すごいツールが出てきました・・・
「LALAL.AI」という、声と楽器を分離させるツールなのですが、完全にiZotope「RX」(業界標準ソフト)を超えています。
ミュージシャンや歌い手が、録音時に入ってしまったノイズを取り除くのにも使えますし、ビデオグラファーやYouTuberの方が、インタビュー時のノイズを超簡単に取り除いたり、意図せず動画に入ってしまった音楽を取り除き、著作権上の問題をクリアにするのにも使えます。
実際に仕事でも使ってみているのですが、人工知能や機械学習のスペシャリストが集まったチームだからこそ実現した、この圧倒的精度の音声分離ツール「LALAL.AI」は、音に関わるすべての人に有益なツールだと感じました。
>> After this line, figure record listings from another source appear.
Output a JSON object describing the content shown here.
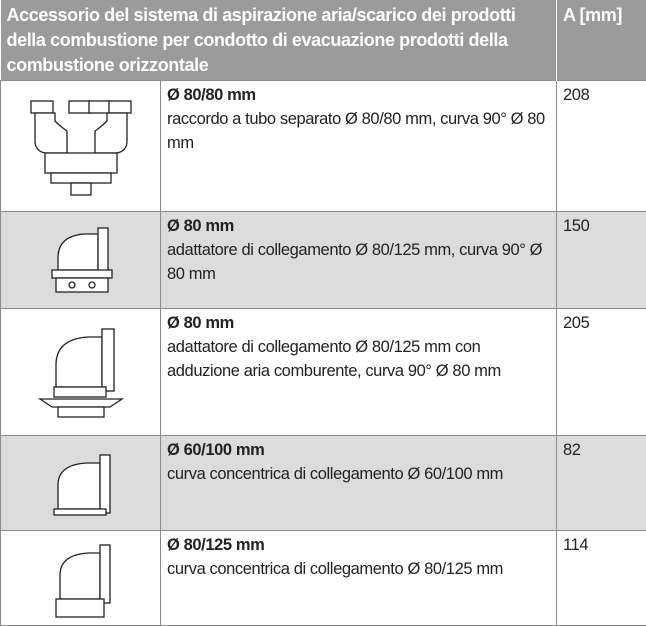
{
  "header": {
    "title": "Accessorio del sistema di aspirazione aria/scarico dei prodotti della combustione per condotto di evacuazione prodotti della combustione orizzontale",
    "value_column": "A [mm]"
  },
  "rows": [
    {
      "heading": "Ø 80/80 mm",
      "description": "raccordo a tubo separato Ø 80/80 mm, curva 90° Ø 80 mm",
      "value": 208
    },
    {
      "heading": "Ø 80 mm",
      "description": "adattatore di collegamento Ø 80/125 mm, curva 90° Ø 80 mm",
      "value": 150
    },
    {
      "heading": "Ø 80 mm",
      "description": "adattatore di collegamento Ø 80/125 mm con adduzione aria comburente, curva 90° Ø 80 mm",
      "value": 205
    },
    {
      "heading": "Ø 60/100 mm",
      "description": "curva concentrica di collegamento Ø 60/100 mm",
      "value": 82
    },
    {
      "heading": "Ø 80/125 mm",
      "description": "curva concentrica di collegamento Ø 80/125 mm",
      "value": 114
    }
  ]
}
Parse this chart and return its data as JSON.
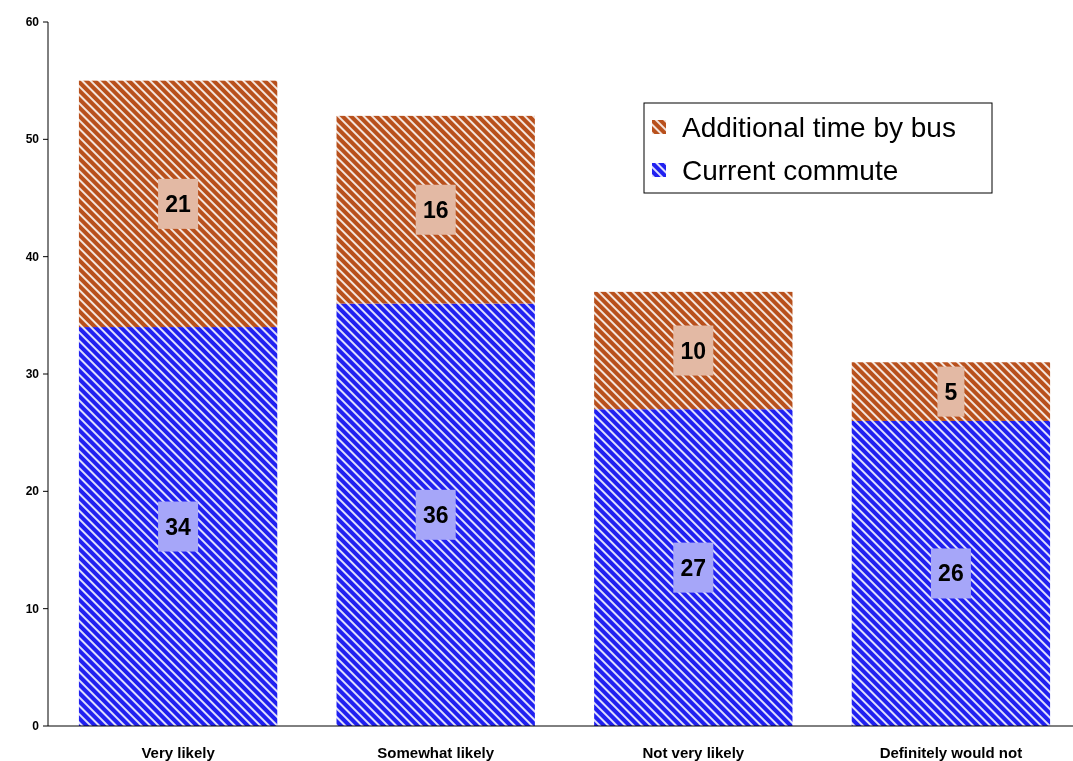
{
  "chart_data": {
    "type": "bar",
    "stacked": true,
    "categories": [
      "Very likely",
      "Somewhat likely",
      "Not very likely",
      "Definitely would not"
    ],
    "series": [
      {
        "name": "Current commute",
        "color": "#2020f0",
        "values": [
          34,
          36,
          27,
          26
        ]
      },
      {
        "name": "Additional time by bus",
        "color": "#b8501c",
        "values": [
          21,
          16,
          10,
          5
        ]
      }
    ],
    "ylim": [
      0,
      60
    ],
    "yticks": [
      0,
      10,
      20,
      30,
      40,
      50,
      60
    ],
    "grid": false,
    "legend": "top right",
    "data_labels": true
  }
}
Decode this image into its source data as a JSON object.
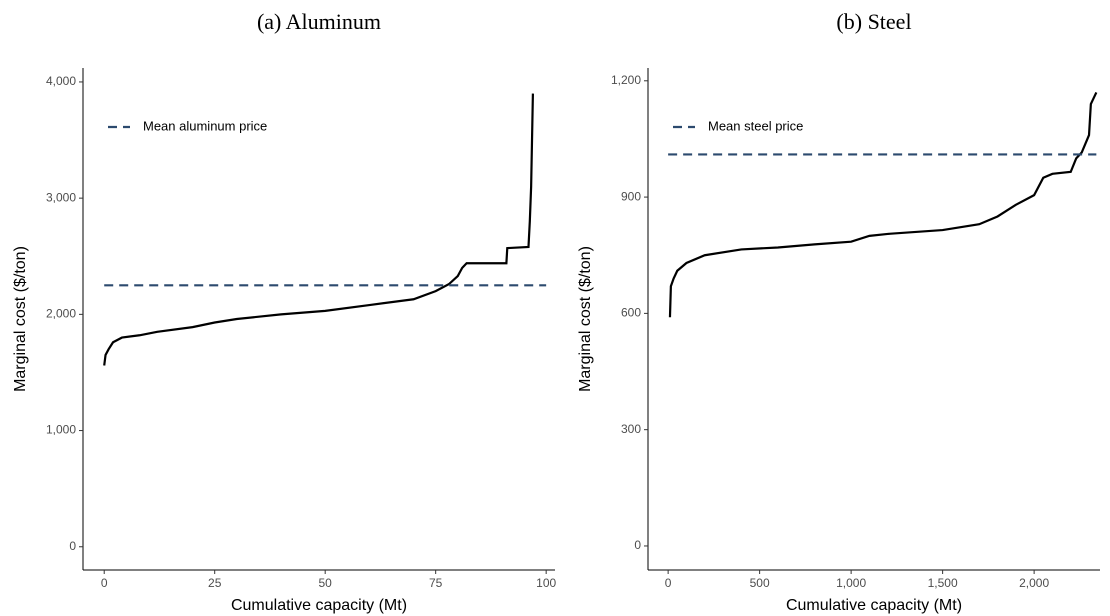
{
  "chart_data": [
    {
      "type": "line",
      "title": "(a) Aluminum",
      "x_label": "Cumulative capacity (Mt)",
      "y_label": "Marginal cost ($/ton)",
      "xlim": [
        -4.8,
        102
      ],
      "xticks": [
        0,
        25,
        50,
        75,
        100
      ],
      "ylim": [
        -200,
        4120
      ],
      "yticks": [
        0,
        {
          "value": 1000,
          "label": "1,000"
        },
        {
          "value": 2000,
          "label": "2,000"
        },
        {
          "value": 3000,
          "label": "3,000"
        },
        {
          "value": 4000,
          "label": "4,000"
        }
      ],
      "legend": "top-left",
      "series": [
        {
          "color": "#000000",
          "dash": false,
          "x": [
            0,
            0.3,
            1,
            2,
            4,
            8,
            12,
            20,
            25,
            30,
            40,
            50,
            60,
            70,
            75,
            78,
            80,
            81,
            82,
            91,
            91.2,
            96,
            96.3,
            96.6,
            96.8,
            97
          ],
          "values": [
            1560,
            1650,
            1700,
            1760,
            1800,
            1820,
            1850,
            1890,
            1930,
            1960,
            2000,
            2030,
            2080,
            2130,
            2200,
            2260,
            2330,
            2400,
            2440,
            2440,
            2570,
            2580,
            2800,
            3100,
            3500,
            3900
          ]
        },
        {
          "name": "Mean aluminum price",
          "color": "#2c4a6e",
          "dash": true,
          "x": [
            0,
            100
          ],
          "values": [
            2250,
            2250
          ]
        }
      ]
    },
    {
      "type": "line",
      "title": "(b) Steel",
      "x_label": "Cumulative capacity (Mt)",
      "y_label": "Marginal cost ($/ton)",
      "xlim": [
        -110,
        2360
      ],
      "xticks": [
        0,
        500,
        {
          "value": 1000,
          "label": "1,000"
        },
        {
          "value": 1500,
          "label": "1,500"
        },
        {
          "value": 2000,
          "label": "2,000"
        }
      ],
      "ylim": [
        -62,
        1233
      ],
      "yticks": [
        0,
        300,
        600,
        900,
        {
          "value": 1200,
          "label": "1,200"
        }
      ],
      "legend": "top-left",
      "series": [
        {
          "color": "#000000",
          "dash": false,
          "x": [
            10,
            15,
            30,
            50,
            100,
            200,
            400,
            600,
            800,
            1000,
            1100,
            1200,
            1500,
            1700,
            1800,
            1900,
            2000,
            2050,
            2100,
            2200,
            2230,
            2260,
            2300,
            2310,
            2340
          ],
          "values": [
            590,
            670,
            690,
            710,
            730,
            750,
            765,
            770,
            778,
            785,
            800,
            805,
            815,
            830,
            850,
            880,
            905,
            950,
            960,
            965,
            1000,
            1015,
            1060,
            1140,
            1170
          ]
        },
        {
          "name": "Mean steel price",
          "color": "#2c4a6e",
          "dash": true,
          "x": [
            0,
            2340
          ],
          "values": [
            1010,
            1010
          ]
        }
      ]
    }
  ]
}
今日は、この素敵な音声分離ツールについて書いていきます。
LALAL.AIについて
LALAL.AIは、人工知能や機械学習のスペシャリストが集まったチームで、これまでに「Rocknet」「Cassiopeia」「Phoenix」といった、独自のニューラルネットワークエンジンを開発しています。
少し前までは、ブラウザベースのツールだったのですが、最近はデスクトップアプリやiOS版も出ていて、どんどん使いやすくなっていますね。
大きな特徴は、「ボーカル」「ドラム」「ベース」「アコギ」「エレキギター」「ピアノ」「シンセサイザー」「弦楽器」「金管楽器」「木管楽器」という10種類のステムを認識して分離する技術で、これは世界初であり、精度においてもこれまでのニューラルネットワークだけでなく、市場に出回っている他のすべてのソリューションを凌駕しているとのこと。
なんだか大袈裟に聞こえますが、実際に使ってみれば、これが誇張でないことがわかります。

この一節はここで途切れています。